Kendinizi hiç beklemezken kötülüğün cisim bulmuş haliyle aynı kompartımanda bulabilirsiniz. Guy Haines, laf olsun diye karısı konusunda içini döktüğü Charles Anthony Bruno’dan sadistçe bir teklif alır: Katil olmak! Ama öldürecekleri kişileri değiştokuş edecekler ve kusursuz cinayeti işlemiş olacaklardır. Tren yolculuğu sona erer ama iki adamın uğursuz anlaşması tek taraflı da olsa imzalanmıştır; Bruno’nun kendi üzerine düşen cinayeti işlemesiyle, Haines kendini bir kâbusun ortasında bulacaktır.

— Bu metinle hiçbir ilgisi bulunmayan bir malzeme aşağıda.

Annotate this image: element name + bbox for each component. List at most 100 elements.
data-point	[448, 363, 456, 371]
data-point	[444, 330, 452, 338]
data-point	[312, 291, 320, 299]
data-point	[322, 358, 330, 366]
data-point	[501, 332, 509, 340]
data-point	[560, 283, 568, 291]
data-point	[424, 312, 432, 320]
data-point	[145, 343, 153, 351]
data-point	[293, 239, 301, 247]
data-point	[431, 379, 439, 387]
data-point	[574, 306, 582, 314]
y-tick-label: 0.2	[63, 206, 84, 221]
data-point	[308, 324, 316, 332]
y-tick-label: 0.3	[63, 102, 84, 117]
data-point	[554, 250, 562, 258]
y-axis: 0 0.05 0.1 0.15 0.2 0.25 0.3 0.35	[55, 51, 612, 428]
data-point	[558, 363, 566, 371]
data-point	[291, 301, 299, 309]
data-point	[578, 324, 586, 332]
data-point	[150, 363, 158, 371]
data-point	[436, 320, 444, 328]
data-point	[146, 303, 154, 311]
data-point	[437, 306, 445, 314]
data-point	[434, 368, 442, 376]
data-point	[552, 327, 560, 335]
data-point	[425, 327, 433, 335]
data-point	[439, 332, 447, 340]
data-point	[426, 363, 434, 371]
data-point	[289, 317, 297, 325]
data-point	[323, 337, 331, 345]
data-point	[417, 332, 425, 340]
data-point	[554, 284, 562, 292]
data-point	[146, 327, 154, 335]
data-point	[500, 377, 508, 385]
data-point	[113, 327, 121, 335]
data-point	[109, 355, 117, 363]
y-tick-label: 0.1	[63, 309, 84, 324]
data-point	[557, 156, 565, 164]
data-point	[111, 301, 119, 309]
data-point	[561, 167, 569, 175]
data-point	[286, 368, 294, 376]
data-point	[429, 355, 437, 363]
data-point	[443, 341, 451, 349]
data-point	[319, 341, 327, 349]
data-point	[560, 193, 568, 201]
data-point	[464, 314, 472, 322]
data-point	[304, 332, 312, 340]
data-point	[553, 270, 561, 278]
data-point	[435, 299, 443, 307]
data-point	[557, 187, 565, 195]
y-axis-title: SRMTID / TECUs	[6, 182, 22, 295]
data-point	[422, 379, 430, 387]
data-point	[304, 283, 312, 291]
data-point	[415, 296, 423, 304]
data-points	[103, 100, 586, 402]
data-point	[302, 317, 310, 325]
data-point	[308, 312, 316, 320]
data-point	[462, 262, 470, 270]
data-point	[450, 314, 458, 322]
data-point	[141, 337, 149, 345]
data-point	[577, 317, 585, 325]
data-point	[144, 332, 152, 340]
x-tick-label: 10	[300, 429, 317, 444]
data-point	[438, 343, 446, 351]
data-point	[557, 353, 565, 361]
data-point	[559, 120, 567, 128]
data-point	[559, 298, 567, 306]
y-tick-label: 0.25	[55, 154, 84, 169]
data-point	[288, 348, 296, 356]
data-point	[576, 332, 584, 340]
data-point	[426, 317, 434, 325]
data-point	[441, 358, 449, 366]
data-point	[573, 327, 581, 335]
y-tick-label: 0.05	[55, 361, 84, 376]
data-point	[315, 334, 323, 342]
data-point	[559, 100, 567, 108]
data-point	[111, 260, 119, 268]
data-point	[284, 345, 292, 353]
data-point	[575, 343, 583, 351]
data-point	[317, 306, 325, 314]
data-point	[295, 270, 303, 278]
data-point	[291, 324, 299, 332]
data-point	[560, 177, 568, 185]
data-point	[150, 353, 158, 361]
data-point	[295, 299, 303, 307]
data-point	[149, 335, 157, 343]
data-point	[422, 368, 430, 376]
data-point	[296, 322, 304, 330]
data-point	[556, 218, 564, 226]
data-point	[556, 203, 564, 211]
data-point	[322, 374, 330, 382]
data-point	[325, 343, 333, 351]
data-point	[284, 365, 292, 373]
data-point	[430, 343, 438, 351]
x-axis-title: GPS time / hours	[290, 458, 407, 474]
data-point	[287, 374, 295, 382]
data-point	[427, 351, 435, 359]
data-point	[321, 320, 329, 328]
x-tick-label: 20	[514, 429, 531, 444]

1951 tarihli ilk romanında Highsmith, kendini iyi insan olarak tarif edebilecek sıradan kimselerin bile bir dizi olay sonucu en feci suçları işleyebildiği bir dünya yaratıyor. Ünlü yönetmen Hitchcock’un aynı isimli filme uyarladığı Trendeki Yabancılar, psikolojik gerilimin mihenk taşı.
Ailenin Laneti
Yazar: Dashiell Hammett
Çevirmen: Pınar Kür
Yayınevi: Everest Yayınları
Sayfa Sayısı: 292
Bir dedektif, Continental Dedektif Ajansı’nın isimsiz üyesi. Bir hırsızlık, çalınan sekiz pırlanta varsa, işin bir tarafında mutlaka bir kadın vardır. Evet, tuhaf, genç bir kadın… Birdenbire ortadan kaybolacak bir kadın… Kaybolan kadını ararken kendini, anlaşılmaz olaylar labirentinde bulan isimsiz dedektifimiz. Ve elbette cinayetler.. Birbiri ardına işlenen acımasız cinayetler şeytani bir zekânın hazırladığı plan gereği, ustaca işlenmiş cinayetler ve geçmişi gizemli olaylarla dolu bir aile. Masumiyetini çoktan yitirmiş, belki de bu yüzden nereye kaçarlarsa kaçsınlar peşlerinden lanetlerini de sürükleyecek olan Dain Ailesi..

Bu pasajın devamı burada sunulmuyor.